Thorn let Benny go. He looked down at him there, splashing around, the guy not relaxing after all.
12
Gaeton had dreamed through the afternoon. It was his horny dream about lush jungle women. Brazilian, Peruvian. He wasn’t sure. He’d been having it now for weeks. The setting and the women always the same, but the story line different. Probably it was his libido sending tomtom messages to his brain. Cut out all this thinking and figuring, get back to the glan
dular truths. Now he wished he had.
In this afternoon’s dream he had cruised batlike through a tropical rain forest, steam rising from rivers. Sharp cuts in the emerald shade of palms. He’d seen the iridescent blues and reds of macaws, lizards. Deeper and deeper into the green shadow of the jungle until he coasted into a clearing.
And there he was suddenly sitting on a golden throne.
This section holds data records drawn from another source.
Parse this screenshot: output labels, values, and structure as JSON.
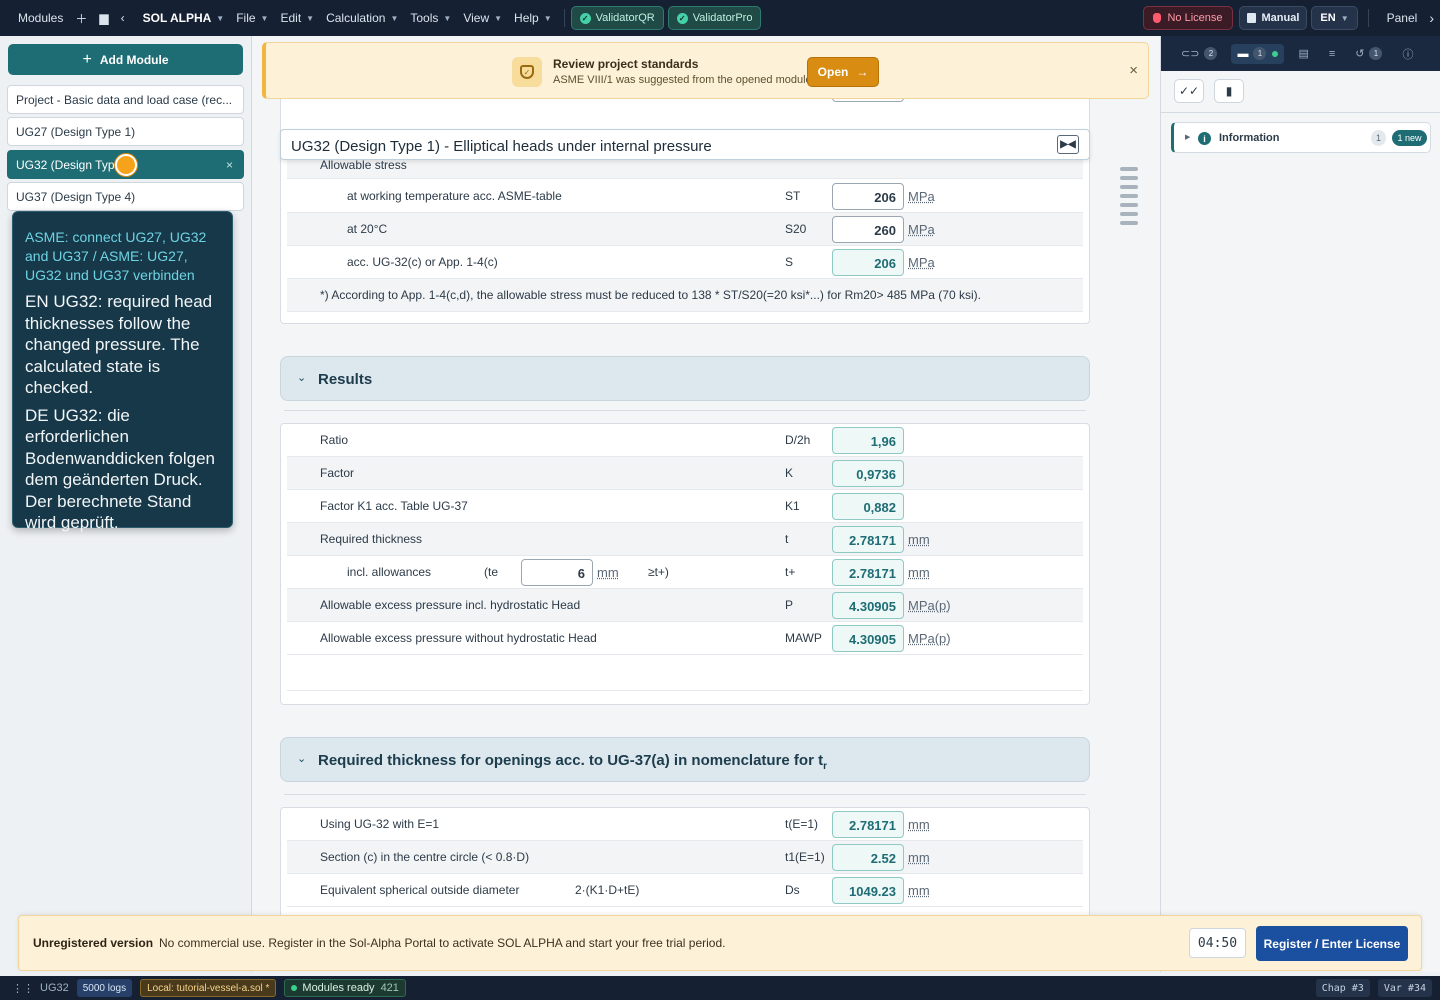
{
  "topbar": {
    "modules": "Modules",
    "app_name": "SOL ALPHA",
    "menus": [
      "File",
      "Edit",
      "Calculation",
      "Tools",
      "View",
      "Help"
    ],
    "validators": [
      "ValidatorQR",
      "ValidatorPro"
    ],
    "license": "No License",
    "manual": "Manual",
    "lang": "EN",
    "panel": "Panel"
  },
  "sidebar": {
    "add_module": "Add Module",
    "modules": [
      "Project - Basic data and load case (rec...",
      "UG27 (Design Type 1)",
      "UG32 (Design Type",
      "UG37 (Design Type 4)"
    ],
    "close": "×",
    "tooltip": {
      "title": "ASME: connect UG27, UG32 and UG37 / ASME: UG27, UG32 und UG37 verbinden",
      "en": "EN UG32: required head thicknesses follow the changed pressure. The calculated state is checked.",
      "de": "DE UG32: die erforderlichen Bodenwanddicken folgen dem geänderten Druck. Der berechnete Stand wird geprüft."
    }
  },
  "banner": {
    "title": "Review project standards",
    "subtitle": "ASME VIII/1 was suggested from the opened module.",
    "open": "Open",
    "close": "×"
  },
  "module_header": {
    "title": "UG32 (Design Type 1) - Elliptical heads under internal pressure",
    "collapse": "▶◀"
  },
  "stress": {
    "heading": "Allowable stress",
    "rows": [
      {
        "label": "at working temperature acc. ASME-table",
        "symbol": "ST",
        "value": "206",
        "unit": "MPa"
      },
      {
        "label": "at 20°C",
        "symbol": "S20",
        "value": "260",
        "unit": "MPa"
      },
      {
        "label": "acc. UG-32(c) or App. 1-4(c)",
        "symbol": "S",
        "value": "206",
        "unit": "MPa"
      }
    ],
    "note": "*)   According to App. 1-4(c,d), the allowable stress must be reduced to 138 * ST/S20(=20 ksi*...) for Rm20> 485 MPa (70 ksi)."
  },
  "results": {
    "title": "Results",
    "rows": [
      {
        "label": "Ratio",
        "symbol": "D/2h",
        "value": "1,96",
        "unit": ""
      },
      {
        "label": "Factor",
        "symbol": "K",
        "value": "0,9736",
        "unit": ""
      },
      {
        "label": "Factor K1 acc. Table UG-37",
        "symbol": "K1",
        "value": "0,882",
        "unit": ""
      },
      {
        "label": "Required thickness",
        "symbol": "t",
        "value": "2.78171",
        "unit": "mm"
      },
      {
        "label": "Allowable excess pressure incl. hydrostatic Head",
        "symbol": "P",
        "value": "4.30905",
        "unit": "MPa(p)"
      },
      {
        "label": "Allowable excess pressure without hydrostatic Head",
        "symbol": "MAWP",
        "value": "4.30905",
        "unit": "MPa(p)"
      }
    ],
    "allowances": {
      "label": "incl. allowances",
      "open": "(te",
      "input": "6",
      "input_unit": "mm",
      "close": "≥t+)",
      "symbol": "t+",
      "value": "2.78171",
      "unit": "mm"
    }
  },
  "openings": {
    "title": "Required thickness for openings acc. to UG-37(a) in nomenclature for t",
    "title_sub": "r",
    "rows": [
      {
        "label": "Using UG-32 with E=1",
        "extra": "",
        "symbol": "t(E=1)",
        "value": "2.78171",
        "unit": "mm"
      },
      {
        "label": "Section (c) in the centre circle (< 0.8·D)",
        "extra": "",
        "symbol": "t1(E=1)",
        "value": "2.52",
        "unit": "mm"
      },
      {
        "label": "Equivalent spherical outside diameter",
        "extra": "2·(K1·D+tE)",
        "symbol": "Ds",
        "value": "1049.23",
        "unit": "mm"
      }
    ]
  },
  "right_panel": {
    "tabs": [
      {
        "icon": "link-icon",
        "count": "2"
      },
      {
        "icon": "comment-icon",
        "count": "1"
      },
      {
        "icon": "report-icon",
        "count": ""
      },
      {
        "icon": "list-icon",
        "count": ""
      },
      {
        "icon": "history-icon",
        "count": "1"
      },
      {
        "icon": "help-icon",
        "count": ""
      }
    ],
    "info_label": "Information",
    "info_count": "1",
    "info_new": "1 new"
  },
  "footer": {
    "title": "Unregistered version",
    "text": "No commercial use. Register in the Sol-Alpha Portal to activate SOL ALPHA and start your free trial period.",
    "timer": "04:50",
    "register": "Register / Enter License"
  },
  "status": {
    "module": "UG32",
    "logs": "5000 logs",
    "file": "Local: tutorial-vessel-a.sol *",
    "ready": "Modules ready",
    "ready_count": "421",
    "chap": "Chap #3",
    "var": "Var #34"
  }
}
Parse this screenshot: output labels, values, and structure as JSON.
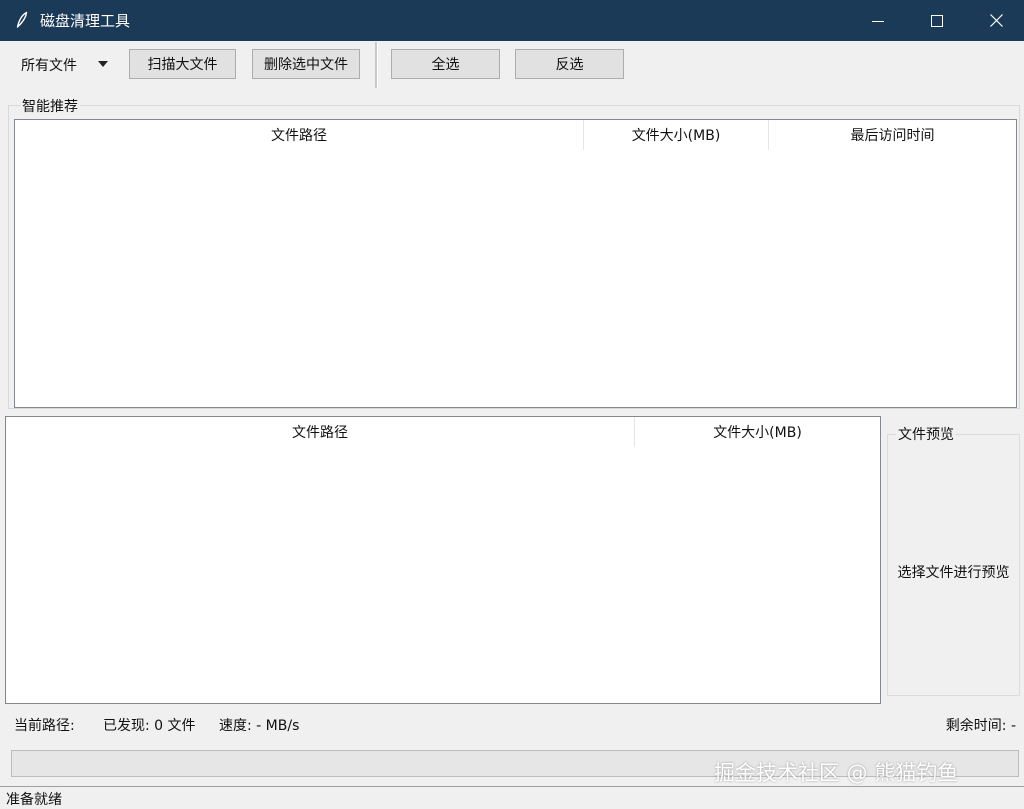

He had tribal markings on his face and arms. Naked village maidens were lined up to present themselves to him, one by one. Good-looking maidens, too. Sonia Bragas, every one of them. That hair, those swollen hips. They lay down on the grassy earth, opening themselves to him.
He could feel his erection pushing against the linoleum. It brought him almost back to consciousness.
Then a blast of light. Sonia gone. The macaws flying into the brightness.
Gaeton swiveled his shoulders as much as he could to see the silhouette standing in the doorway of the shed. It was late afternoon. The door closed on an ominous sky. Probably five-thirty, maybe six. Sunday. Less than a week till the Old Pirate Days festival.
He’d always loved that time of year, even after it got so touristy. The seafood festival, the kissing booths, four days of everybody in Key Largo dressed like Blackbeard. Hey, me hearty. The treasure hunt at Harry Harris Park. The silly parade with pirate beauty queens in prom dresses and eye patches. The volunteer fire department throwing out rubber swords and headbands. It was goofy and small-town and commercial. But for three days in the middle of every January everybody on the island was smiling. And shit, when did you ever see that anymore?
Gaeton made himself look up into the shadow. He couldn’t make out the kind of pistol, but he could tell it had a silencer screwed on the barrel.
Benny leaned over and pulled off the tape and pulled out the sock. Gaeton had tested his range earlier in the day, rolling a half turn to his right, coming back, taking a breath, another fierce roll. But what then? Bite Benny’s ankle till he gave up?